Ese día, 2 de junio, precisamente, Jerónimo tendría que haberse venido con nosotros y otros amigos a una excursión distendida por la Subbética rematada por un almuerzo de canónigos en Doña Mencía. Prefirió irse con Pepe al Torcal. Salieron a las nueve de la mañana. Él pudo, al fin, regresar a su casa a las 8,30 de la tarde. Pero Pepe acabó en el hospital.

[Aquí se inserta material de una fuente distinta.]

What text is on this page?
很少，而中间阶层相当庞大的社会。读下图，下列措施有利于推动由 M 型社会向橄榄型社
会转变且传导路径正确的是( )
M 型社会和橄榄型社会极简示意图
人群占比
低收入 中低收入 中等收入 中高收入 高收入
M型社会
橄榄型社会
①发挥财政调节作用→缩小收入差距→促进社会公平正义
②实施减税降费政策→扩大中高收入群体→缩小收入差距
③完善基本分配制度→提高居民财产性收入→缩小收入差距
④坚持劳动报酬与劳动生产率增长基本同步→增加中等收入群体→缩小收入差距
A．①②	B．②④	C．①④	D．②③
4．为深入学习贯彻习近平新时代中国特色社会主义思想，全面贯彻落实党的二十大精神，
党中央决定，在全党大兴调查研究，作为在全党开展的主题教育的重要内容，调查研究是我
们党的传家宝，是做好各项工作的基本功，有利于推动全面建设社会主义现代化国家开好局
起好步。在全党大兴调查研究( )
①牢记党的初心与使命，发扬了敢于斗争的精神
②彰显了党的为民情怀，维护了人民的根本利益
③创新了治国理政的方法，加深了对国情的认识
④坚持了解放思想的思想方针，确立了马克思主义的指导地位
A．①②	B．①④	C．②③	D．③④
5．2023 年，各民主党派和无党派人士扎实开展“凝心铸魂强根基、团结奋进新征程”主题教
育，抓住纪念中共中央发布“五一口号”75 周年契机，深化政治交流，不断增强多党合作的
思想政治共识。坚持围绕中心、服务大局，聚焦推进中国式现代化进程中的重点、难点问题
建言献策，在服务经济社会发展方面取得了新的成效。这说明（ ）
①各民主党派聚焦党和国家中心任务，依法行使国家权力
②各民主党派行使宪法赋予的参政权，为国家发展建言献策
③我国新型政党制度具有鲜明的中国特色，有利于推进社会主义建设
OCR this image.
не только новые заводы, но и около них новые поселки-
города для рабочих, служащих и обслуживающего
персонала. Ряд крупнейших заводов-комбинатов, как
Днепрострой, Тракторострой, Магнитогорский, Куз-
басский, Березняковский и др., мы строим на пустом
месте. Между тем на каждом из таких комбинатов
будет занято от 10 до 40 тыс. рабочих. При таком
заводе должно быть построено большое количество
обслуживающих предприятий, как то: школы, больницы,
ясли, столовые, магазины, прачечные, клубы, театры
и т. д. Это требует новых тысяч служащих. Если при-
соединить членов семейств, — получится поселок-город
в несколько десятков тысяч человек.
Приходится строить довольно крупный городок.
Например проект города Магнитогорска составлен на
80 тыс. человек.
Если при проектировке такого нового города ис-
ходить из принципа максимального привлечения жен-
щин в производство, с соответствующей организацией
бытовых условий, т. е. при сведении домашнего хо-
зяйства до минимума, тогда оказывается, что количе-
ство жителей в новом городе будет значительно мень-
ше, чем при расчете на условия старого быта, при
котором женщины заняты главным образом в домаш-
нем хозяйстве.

Acaeció que, llegados que hubieron al sitio conocido como "abrevadero de la burra", Pepe dio un mal paso y cayó al suelo. Y no pudo levantarse. La pierna derecha no le obedecía, le dolía la cadera. Jerónimo, entonces, lo arrastró hasta una sombra y lo acomodó lo mejor que pudo. Cómprate un móvil de 600 euros y una cámara supermegaguay para hacer fotos, y que ahora, cuando más lo necesitas, no tengas cobertura. "Tranquilo, Pepe, que de aquí te saco yo como que me llamo Jerónimo". Lo podemos imaginar nervioso, excitado y sudoroso, pero también sin perder la compostura, dominador de su emoción y de su miedo. Sabedor de la cercanía del Centro de Visitantes -apenas dos kilómetros-, echó a correr como si fuese un chavea detrás de una banda de perdices. Mirando al suelo para no tropezar, por poco si pierde el norte, hubiese sido la releche, él, extraviarse en el Torcal. Ni un alma en el Centro de Visitantes. Pero había cobertura. Avisó a un amigo de Protección Civil y a un hijo de Pepe. Y también llamó a su mujer con un mensaje muy escueto: "María Jesús, que no me esperes para comer, que nos hemos entretenido y llegaré un poco más tarde". ¡Qué cojones! Y se armó la marimorena. En veinte minutos, bomberos, policía nacional y miembros de protección civil porfiaban por protagonizar el rescate. "Niño -contaba luego Jerónimo-, me quedé maravillado de ver la cantidad de recursos humanos y materiales que tenemos. Y, enseguida, un helicóptero medicalizado que llegó desde Málaga. No daban con las coordenadas del sitio. Y no me hacían caso. Hasta que me puse serio y dirigiéndome al jefe de los bomberos le repetí por enésima vez que yo los llevaba al lugar exacto. Y así fue. Un rescate de película: la doctora del helicóptero diagnosticó fractura de fémur. Inmovilización de esa pierna, camilla y al hospital. "Pepe -se despidió Jerónimo emocionado-, te prometo que de aquí ya no nos rescatan más". Propósito de enmienda se llama eso. A ver si es verdad.
Y quiso la casualidad que al día siguiente, el bueno de Jerónimo, según tenía previsto, se internara por unos días en un monasterio. Le vendrá que ni pintiparado para reflexionar acerca de sus imprudencias de mens iuvenis in córpore vetere. Un caso.